Selasa, 16 Desember 2014

Chapter 8: Statement-Level Control Structures

Review Questions: 
1. What is the definition of control structure?
    A control structure is a control statement and the collection of statements whose execution it controls.

2. What did Bohm and Jocopini prove about flowcharts?
     It was proven that all algorithms that can be expressed by flowcharts can be coded in a programming languages with only two control statements: one for choosing between two control flow paths and one for logically controlled iterations.

3. What is the definition of block?
     In Ruby, block is a sequence of code, delimited by either breves or the do and and reserved words.

4. What is/are the design issue(s) for all selection and iteration control statements?
    Selection
    Two-way :
  • What is the form and type of the expression that controls the selection ?
  • How are the then and else clauses specified ?
  • How should the meaning of nested selectors be specified ?
    Multiple-Selection :
  • On which type the selector is based ?
    Iteration :
  • How is the iteration controlled ?
  • Where should the control mechanism appear in loop statement?

5.  What are the design issues for selection structures?    
  • What is the form and type of the expression that controls the selection ?
  • How are the then and else clauses specified ?
  • How should the meaning of nested selectors be specified ?
Problem Set
1. Describe three situation where a combined counting and logical looping statement is needed.
    A list of values is to be added to a SUM, but the loop is to be exited if SUM exceeds some prescribed value.
A list of values is to be read into an array, where the reading is to terminate when either a prescribed number of values have been read or some special value is found in the list.
The values stored in a linked list are to be moved to an array, where values are to be moved until the end of the linked list is found or the array is filled, whichever comes first.

2. Study the iterator feature of CLU in Liskov et al. (1981) and determine its advantages and disadvantages
    The key addition was the concept of a cluster, CLU’s type extension system and the root of the language’s name CLUster. Clusters correspond generally to the concept of an “object” in an OO language, and have roughly the same syntax.
CLU did not offer any sort of structure for the clusters themselves. Cluster names are global, and no namespace mechanism was provided to group clusters or allow them to be created “locally” inside other clusters. This problem is not unique to CLU, but it is surprising that so many languages have lacked this feature — given the centralness in ALGOL of giving scope to variables, it seems that giving scope to cluster/object names would be an obvious extension.
CLU does not perform implicit type conversions. In a cluster, the explicit type conversions ‘up’ and ‘down’ change between the abstract type and the representation. There is a universal type ‘any’, and a procedure force[] to check that an object is a certain type.
Another key feature of the CLU type system are iterators, which return objects from a collection one after the other. Iterators were “black boxes” that offered an identical API no matter what data they were being used with. Thus the iterator for a collection of complex_numbers would be identical to that for an array of integers.
CLU also includes exception handling, based on various attempts in other languages; exceptions are raised using signal and handled with except. Oddly, given the focus on type design, CLU does not offer enumerated types, nor any obvious way to create them.
A final distinctive feature in CLU is multiple assignment, where more than one variable can appear on the left hand side of an assignment operator

3. Compare the set of Ada control statements with those of C# and decide which are better and why.
    C# because the C# multiple selection structures is a great boost to C# writability, with no obvious negatives, furthermore C# control statement is the most flexible iteration statement.
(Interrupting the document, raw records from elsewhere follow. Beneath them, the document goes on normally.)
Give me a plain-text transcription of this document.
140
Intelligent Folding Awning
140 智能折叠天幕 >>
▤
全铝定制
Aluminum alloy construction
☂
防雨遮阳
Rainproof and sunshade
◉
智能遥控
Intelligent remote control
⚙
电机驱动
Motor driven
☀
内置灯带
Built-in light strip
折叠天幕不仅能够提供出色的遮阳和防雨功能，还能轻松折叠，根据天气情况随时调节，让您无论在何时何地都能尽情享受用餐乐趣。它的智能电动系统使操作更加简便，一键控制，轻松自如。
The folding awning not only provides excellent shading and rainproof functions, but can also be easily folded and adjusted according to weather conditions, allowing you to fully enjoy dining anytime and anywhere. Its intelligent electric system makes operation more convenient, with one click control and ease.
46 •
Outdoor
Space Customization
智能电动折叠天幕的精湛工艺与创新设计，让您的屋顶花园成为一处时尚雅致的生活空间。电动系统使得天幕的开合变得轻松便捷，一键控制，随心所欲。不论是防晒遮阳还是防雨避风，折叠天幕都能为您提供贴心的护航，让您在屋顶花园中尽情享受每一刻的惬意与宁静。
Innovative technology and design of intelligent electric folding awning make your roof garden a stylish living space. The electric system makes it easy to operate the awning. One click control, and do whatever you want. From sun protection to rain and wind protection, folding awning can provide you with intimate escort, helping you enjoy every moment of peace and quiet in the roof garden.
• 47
4. What are the pros and cons of using unique closing reserved words on compound statements?
    Unique closing keywords on compound statements have the advantage of readability and the disadvantage of complicating the language by increasing the number of keywords.

5. What are the arguments, pro and con, for Python’s use of indentation to specify compound statements in control statements?
    Pros of indentation:
  • Helps reduce inconsistent indentation in code which makes it easier to read (in other words consistency)
  • clears the screen by replace visible tokens with whitespace to serve the same purpose

    Cons of indentation
  • Much easier to cut and paste code to different levels (you don’t have to fix the indentation)
  • More consistent. Some text editors display whitespace(s) differently.
  • You cannot safely mix tabs and spaces in Python such that it would be easy to cause an error by putting too few spaces in an indentation level, thus going to the previous indentation level and closing the loop/block. This decreases writability.